Our use of “Pharisee” in modern Christianity to denote those that lean on the law is commonplace. Yet it ignores the fact that not all of the Pharisees were like that. But there are two entirely separate deeper reasons for dropping this term from use.
- Respect for our Jewish brothers
- Accessibility for newcomers
We Christians are slow to realise that our faith was, once, a Jewish faith. We share a common set of roots with the Jewish communities of today. We should be aware that Rabbinic Judaism has been the mainstream form of Judaism since the 6th century. Rabbinic Judaism grew out of Pharisaic Judaism. Therefore, when we use the word Pharisee as a slur what does that say about our respect (or lack thereof) to an entire community? It does not speak well of us.
Since learning of this, I have grown uncomfortable with the way we use words drawn from Biblical texts. Historic Christianity has already made itself a by-word for the oppression of the Jewish people. Why should we compound this with careless speech and wording?
We must also consider what our word choice says to newcomers to the faith. Not only does the use of insider jargon make us harder to understand but we run the risk of passing on antisemitic biases without ever realising it. If we mean “legalism” or “legalist” why not use those words instead?

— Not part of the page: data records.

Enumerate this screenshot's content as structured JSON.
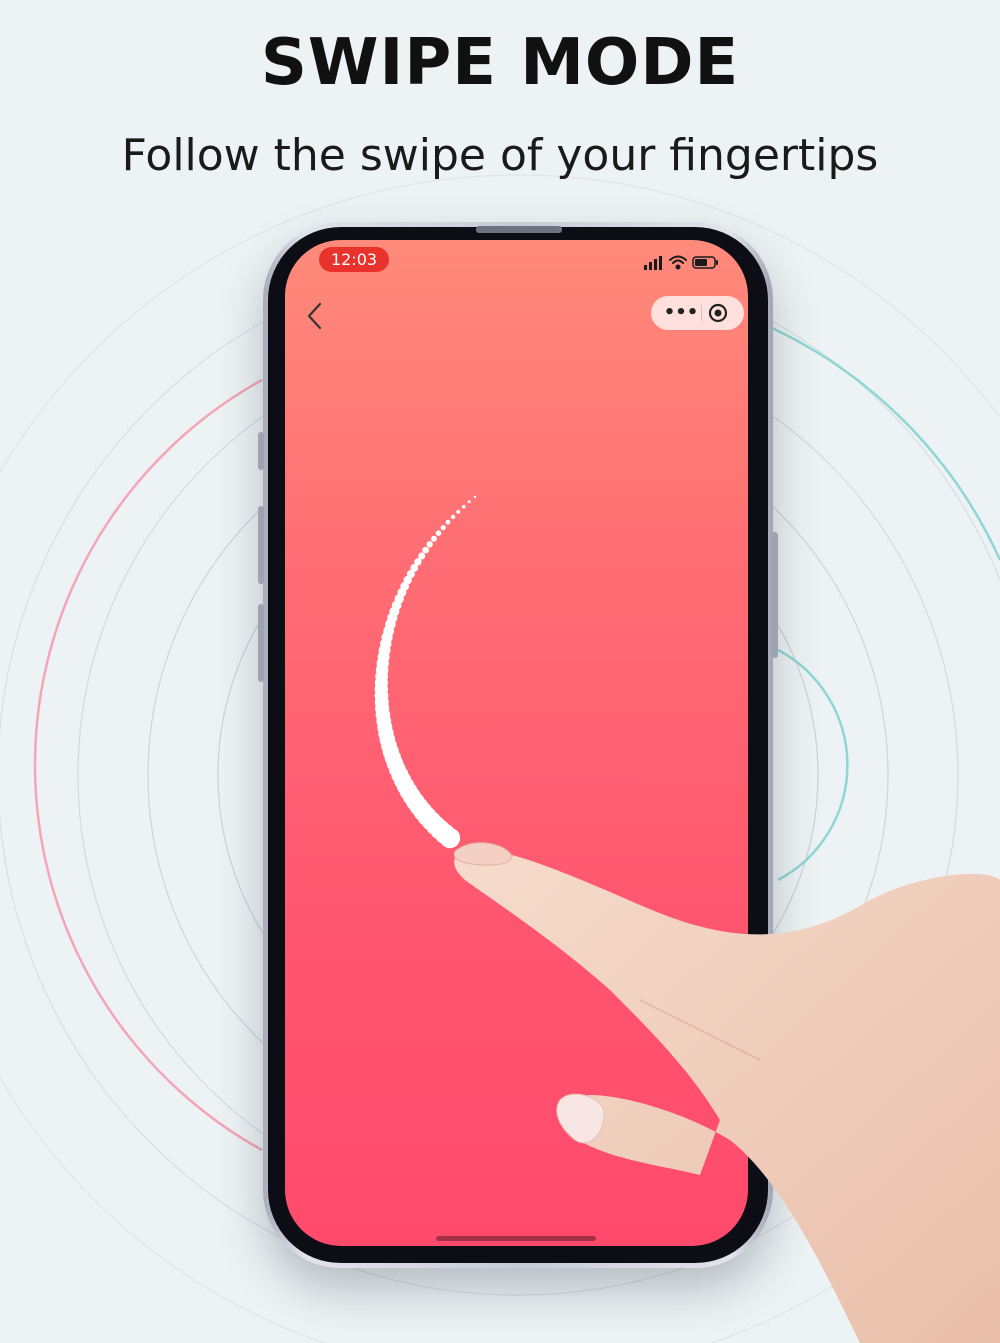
{
  "header": {
    "title": "SWIPE MODE",
    "subtitle": "Follow the swipe of your fingertips"
  },
  "status_bar": {
    "time": "12:03",
    "icons": [
      "signal-icon",
      "wifi-icon",
      "battery-icon"
    ],
    "time_pill_color": "#e8322b"
  },
  "app_bar": {
    "back_icon": "back-chevron-icon",
    "capsule_icons": [
      "more-dots-icon",
      "close-target-icon"
    ]
  },
  "theme": {
    "gradient_top": "#ff8a7a",
    "gradient_bottom": "#ff4a6c",
    "trail_color": "#ffffff"
  }
}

As a result, from now on I plan to stop using the word Pharisee outside of discussions about the actual Pharisees (which is not at all often). Even then, I plan to be a whole lot more careful. I have already begun revising the words I use as tags to reflect my new understanding.
I wish to apologise to the entire Jewish community for my use of words that might have suggested any bias or ill-feeling towards them. It is not my intention to dismiss the validity of your culture nor do I seek to replace you in any way. I was simply careless and ill-informed. I am sorry.